Hello, hello. So there’s about a half hour left of this day, which means about a week of 2017 has passed. And what a crazy week it’s been. I’m really tired, as it’s been a long day, so I’ll be keeping this log on the short side.
I have to say – last night while I was at work, Nick asked me if I had given any thought as to whether or not it was still too soon to be talking. And as much as I was tempted to wait until the night time, just so we could talk for the rest of the day, I knew the time had come.
I told him that I hated not talking to him, as it made me sad. But, I did feel like I needed more time. I told him I wasn’t sure of the time frame, only that I believed that things had to be difficult before they became easier. I told him I didn’t know what was right per se, because I never cared about anyone the way I cared about him. He immediately said he would stop, and bade me goodbye, but I literally couldn’t stop myself from saying “wait”.
And he did, but I was at a loss at what to say. All I knew was that I didn’t want that to be the last thing we would ever say to each other, but what were fitting last words? Unable to come up with anything, I simply asked him if he was okay with what I asked for.
All he could say was that he would see. I don’t blame him – I was basically asking him not to speak to me, albeit as kindly as I could. So I told him that it was nice speaking to him for those two days, that I would miss it, and him. And he said he would miss me too, which immediately made me tear up. I told him to take care of himself, to drive safely, and then I said goodbye.
We haven’t spoken since. All of today went by, and all was quiet once more. But, it was easier to endure today. I was busy, distracted, productive. Nonetheless, not a moment went by where he wasn’t on my mind, in one way or another. I think that particular aspect is going to take a while to go away, if it does at all. Then again, I now have all the time I need.
I wonder how he’s doing. I wanted this for him, so badly. I want him to branch out, meet new people, depend less on me. I wanted him to understand that I can no longer be there the way I used to be, through this. I hope he doesn’t resent me, and deep down I know he doesn’t. I miss him, I really do. It’s so weird, having someone in your life on a constant daily basis for three years, and then all of a sudden not. It’s definitely going to take some time to get used to.
I don’t really know when I’m going to message him again. I’ve been going with my gut a lot this year, and so far it hasn’t led me wrong once. So, I’m just going to leave it. The day that comes where I pick up my phone and suddenly feel like the time is right – that’s when I’ll send him a message.

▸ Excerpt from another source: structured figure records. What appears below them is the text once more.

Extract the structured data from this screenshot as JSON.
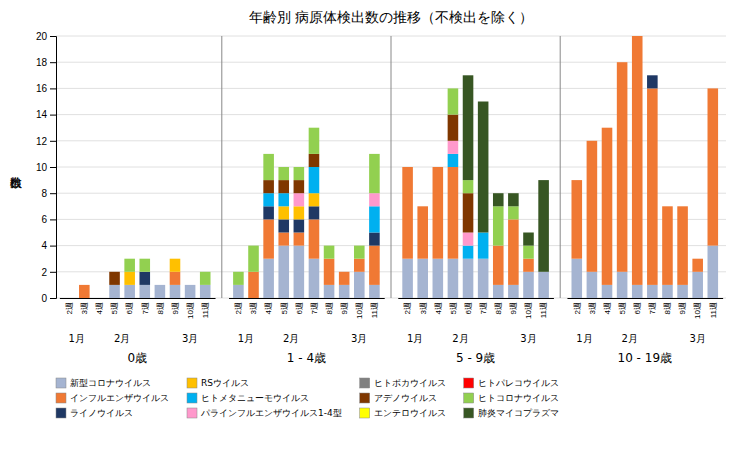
{
  "chart_data": {
    "type": "bar",
    "stacked": true,
    "title": "年齢別 病原体検出数の推移（不検出を除く）",
    "y_label": "検出数",
    "categories": [
      "2週",
      "3週",
      "4週",
      "5週",
      "6週",
      "7週",
      "8週",
      "9週",
      "10週",
      "11週",
      "2週",
      "3週",
      "4週",
      "5週",
      "6週",
      "7週",
      "8週",
      "9週",
      "10週",
      "11週",
      "2週",
      "3週",
      "4週",
      "5週",
      "6週",
      "7週",
      "8週",
      "9週",
      "10週",
      "11週",
      "2週",
      "3週",
      "4週",
      "5週",
      "6週",
      "7週",
      "8週",
      "9週",
      "10週",
      "11週"
    ],
    "groups": [
      "0歳",
      "1 - 4歳",
      "5 - 9歳",
      "10 - 19歳"
    ],
    "month_labels": [
      {
        "label": "1月",
        "weeks": [
          "2週",
          "3週"
        ]
      },
      {
        "label": "2月",
        "weeks": [
          "4週",
          "5週",
          "6週",
          "7週"
        ]
      },
      {
        "label": "3月",
        "weeks": [
          "9週",
          "10週",
          "11週"
        ]
      }
    ],
    "ylim": [
      0,
      20
    ],
    "yticks": [
      0,
      2,
      4,
      6,
      8,
      10,
      12,
      14,
      16,
      18,
      20
    ],
    "grid": true,
    "legend": "bottom",
    "series": [
      {
        "name": "新型コロナウイルス",
        "color": "#a5b4d1",
        "values": [
          0,
          0,
          0,
          1,
          1,
          1,
          1,
          1,
          1,
          1,
          1,
          0,
          3,
          4,
          4,
          3,
          1,
          1,
          2,
          1,
          3,
          3,
          3,
          3,
          3,
          3,
          1,
          1,
          2,
          2,
          3,
          2,
          1,
          2,
          1,
          1,
          1,
          1,
          2,
          4
        ]
      },
      {
        "name": "インフルエンザウイルス",
        "color": "#f07934",
        "values": [
          0,
          1,
          0,
          0,
          0,
          0,
          0,
          1,
          0,
          0,
          0,
          2,
          3,
          1,
          1,
          3,
          2,
          1,
          1,
          3,
          7,
          4,
          7,
          7,
          0,
          0,
          3,
          5,
          1,
          0,
          6,
          10,
          12,
          16,
          19,
          15,
          6,
          6,
          1,
          12
        ]
      },
      {
        "name": "ライノウイルス",
        "color": "#1f3864",
        "values": [
          0,
          0,
          0,
          0,
          0,
          1,
          0,
          0,
          0,
          0,
          0,
          0,
          1,
          1,
          1,
          1,
          0,
          0,
          0,
          1,
          0,
          0,
          0,
          0,
          0,
          0,
          0,
          0,
          0,
          0,
          0,
          0,
          0,
          0,
          0,
          1,
          0,
          0,
          0,
          0
        ]
      },
      {
        "name": "RSウイルス",
        "color": "#ffc000",
        "values": [
          0,
          0,
          0,
          0,
          1,
          0,
          0,
          1,
          0,
          0,
          0,
          0,
          0,
          1,
          1,
          1,
          0,
          0,
          0,
          0,
          0,
          0,
          0,
          0,
          0,
          0,
          0,
          0,
          0,
          0,
          0,
          0,
          0,
          0,
          0,
          0,
          0,
          0,
          0,
          0
        ]
      },
      {
        "name": "ヒトメタニューモウイルス",
        "color": "#00b0f0",
        "values": [
          0,
          0,
          0,
          0,
          0,
          0,
          0,
          0,
          0,
          0,
          0,
          0,
          1,
          1,
          0,
          2,
          0,
          0,
          0,
          2,
          0,
          0,
          0,
          1,
          1,
          2,
          0,
          0,
          0,
          0,
          0,
          0,
          0,
          0,
          0,
          0,
          0,
          0,
          0,
          0
        ]
      },
      {
        "name": "パラインフルエンザウイルス1-4型",
        "color": "#ff99cc",
        "values": [
          0,
          0,
          0,
          0,
          0,
          0,
          0,
          0,
          0,
          0,
          0,
          0,
          0,
          0,
          1,
          0,
          0,
          0,
          0,
          1,
          0,
          0,
          0,
          1,
          1,
          0,
          0,
          0,
          0,
          0,
          0,
          0,
          0,
          0,
          0,
          0,
          0,
          0,
          0,
          0
        ]
      },
      {
        "name": "ヒトボカウイルス",
        "color": "#808080",
        "values": [
          0,
          0,
          0,
          0,
          0,
          0,
          0,
          0,
          0,
          0,
          0,
          0,
          0,
          0,
          0,
          0,
          0,
          0,
          0,
          0,
          0,
          0,
          0,
          0,
          0,
          0,
          0,
          0,
          0,
          0,
          0,
          0,
          0,
          0,
          0,
          0,
          0,
          0,
          0,
          0
        ]
      },
      {
        "name": "アデノウイルス",
        "color": "#7f3700",
        "values": [
          0,
          0,
          0,
          1,
          0,
          0,
          0,
          0,
          0,
          0,
          0,
          0,
          1,
          1,
          1,
          1,
          0,
          0,
          0,
          0,
          0,
          0,
          0,
          2,
          3,
          0,
          0,
          0,
          0,
          0,
          0,
          0,
          0,
          0,
          0,
          0,
          0,
          0,
          0,
          0
        ]
      },
      {
        "name": "エンテロウイルス",
        "color": "#ffff00",
        "values": [
          0,
          0,
          0,
          0,
          0,
          0,
          0,
          0,
          0,
          0,
          0,
          0,
          0,
          0,
          0,
          0,
          0,
          0,
          0,
          0,
          0,
          0,
          0,
          0,
          0,
          0,
          0,
          0,
          0,
          0,
          0,
          0,
          0,
          0,
          0,
          0,
          0,
          0,
          0,
          0
        ]
      },
      {
        "name": "ヒトパレコウイルス",
        "color": "#ff0000",
        "values": [
          0,
          0,
          0,
          0,
          0,
          0,
          0,
          0,
          0,
          0,
          0,
          0,
          0,
          0,
          0,
          0,
          0,
          0,
          0,
          0,
          0,
          0,
          0,
          0,
          0,
          0,
          0,
          0,
          0,
          0,
          0,
          0,
          0,
          0,
          0,
          0,
          0,
          0,
          0,
          0
        ]
      },
      {
        "name": "ヒトコロナウイルス",
        "color": "#92d050",
        "values": [
          0,
          0,
          0,
          0,
          1,
          1,
          0,
          0,
          0,
          1,
          1,
          2,
          2,
          1,
          1,
          2,
          1,
          0,
          1,
          3,
          0,
          0,
          0,
          2,
          1,
          0,
          3,
          1,
          1,
          0,
          0,
          0,
          0,
          0,
          0,
          0,
          0,
          0,
          0,
          0
        ]
      },
      {
        "name": "肺炎マイコプラズマ",
        "color": "#375623",
        "values": [
          0,
          0,
          0,
          0,
          0,
          0,
          0,
          0,
          0,
          0,
          0,
          0,
          0,
          0,
          0,
          0,
          0,
          0,
          0,
          0,
          0,
          0,
          0,
          0,
          8,
          10,
          1,
          1,
          1,
          7,
          0,
          0,
          0,
          0,
          0,
          0,
          0,
          0,
          0,
          0
        ]
      }
    ]
  }
}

I’m off from work tomorrow, so I’ll have plenty of time to write a lengthy log if need be. I also have a lot of things I need to get done tomorrow, namely my petition letter. That’s going to be my main priority. I have so much more motivation to get my life back on track. I need to take advantage of this motivation as soon as I can.
Anyways, I think I’m going to get some much needed shut-eye, and write tomorrow.